There’s Bob. Up on the columned front porch, which is lit like a stage. Or a cafe. Without his headphones, he looks less like a frog. Having work makes him look younger. Bob has respectable work tonight; Bob’s a host. Bob’s receiving, at the top of the porch steps. In black-tie. No sign of Bets.

“There,” James says, winded. A crowd is massed between them and the steps.

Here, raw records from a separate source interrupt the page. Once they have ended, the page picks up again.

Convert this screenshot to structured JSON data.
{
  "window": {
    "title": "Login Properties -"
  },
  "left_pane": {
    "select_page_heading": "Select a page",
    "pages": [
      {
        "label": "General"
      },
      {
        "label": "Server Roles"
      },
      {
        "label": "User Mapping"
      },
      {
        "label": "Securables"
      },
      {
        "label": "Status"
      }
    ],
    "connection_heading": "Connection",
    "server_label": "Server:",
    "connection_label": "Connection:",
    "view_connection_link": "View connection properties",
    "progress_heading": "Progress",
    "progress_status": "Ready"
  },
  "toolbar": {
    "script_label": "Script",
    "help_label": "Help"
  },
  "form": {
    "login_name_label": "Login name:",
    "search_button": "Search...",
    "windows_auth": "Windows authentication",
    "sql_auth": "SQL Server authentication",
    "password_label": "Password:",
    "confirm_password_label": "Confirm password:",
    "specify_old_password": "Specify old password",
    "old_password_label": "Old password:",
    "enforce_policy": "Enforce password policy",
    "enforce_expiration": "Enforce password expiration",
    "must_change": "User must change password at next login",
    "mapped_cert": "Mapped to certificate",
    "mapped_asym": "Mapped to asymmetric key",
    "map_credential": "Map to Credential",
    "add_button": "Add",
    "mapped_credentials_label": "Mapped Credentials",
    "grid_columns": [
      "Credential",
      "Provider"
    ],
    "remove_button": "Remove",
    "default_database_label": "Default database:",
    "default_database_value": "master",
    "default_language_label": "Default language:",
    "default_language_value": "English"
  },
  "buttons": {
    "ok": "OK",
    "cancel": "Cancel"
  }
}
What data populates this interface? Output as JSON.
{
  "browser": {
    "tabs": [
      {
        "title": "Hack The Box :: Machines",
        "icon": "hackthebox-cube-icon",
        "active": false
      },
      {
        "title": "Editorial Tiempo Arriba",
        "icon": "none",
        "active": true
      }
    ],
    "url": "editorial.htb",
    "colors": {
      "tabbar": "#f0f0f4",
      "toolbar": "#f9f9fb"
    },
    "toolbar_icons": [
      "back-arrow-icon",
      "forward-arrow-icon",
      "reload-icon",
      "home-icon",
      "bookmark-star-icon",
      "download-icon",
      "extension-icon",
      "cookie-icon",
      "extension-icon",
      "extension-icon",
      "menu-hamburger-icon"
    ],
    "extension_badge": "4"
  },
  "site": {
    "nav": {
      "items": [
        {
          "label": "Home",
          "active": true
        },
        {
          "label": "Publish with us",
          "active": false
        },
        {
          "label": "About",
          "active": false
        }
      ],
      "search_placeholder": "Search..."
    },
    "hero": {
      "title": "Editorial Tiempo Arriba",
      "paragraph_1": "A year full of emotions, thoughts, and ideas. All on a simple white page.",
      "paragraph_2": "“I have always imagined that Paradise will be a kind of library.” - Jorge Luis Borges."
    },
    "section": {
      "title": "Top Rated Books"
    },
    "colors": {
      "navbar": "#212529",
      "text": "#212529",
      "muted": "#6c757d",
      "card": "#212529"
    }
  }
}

Up there in the spotlight, Bob has an arm flung around a shorter man in black-tie also—from the outline of both heads, a brother. As intros are made, the two men rock slightly, side by side. Bob makes everything an act; it occupies. All the while his rueful, molasses-brown stare admits to you, like a prep-school boy treading the boards in a varsity show, “
I’m
no professional.”

“Where do you suppose Bets is?” she murmurs. She’ll be the attraction. Once we greet Bob.

The man of a pair coming back down from the steps answers her. “The rival faction is at the pool.” He and his partner are clearly on their way.

Up on the porch, there’s a girl with Bob and the brother, half turned from the crowd below. Is she the one James has come with? Long brown hair, not a good figure, which is odd for James, though her dress is backless. She’s talking to several men, as James’s girls usually are. She’s not black.

“Press on, Sis.”

Politely, everybody is. Her foot gets on the first rung. “I was over here this afternoon. Bob was in the kitchen in a smoking-jacket, stirring a huge pot of soup.” The caterer’s men were working around him, stony-faced. Arthur the butler had gone to have his hair dyed. “Party or no party,” Bob’d said, ladling a fine stream on the air “—my kids get their soup.” When the men went out of the room, he said “Those apes.”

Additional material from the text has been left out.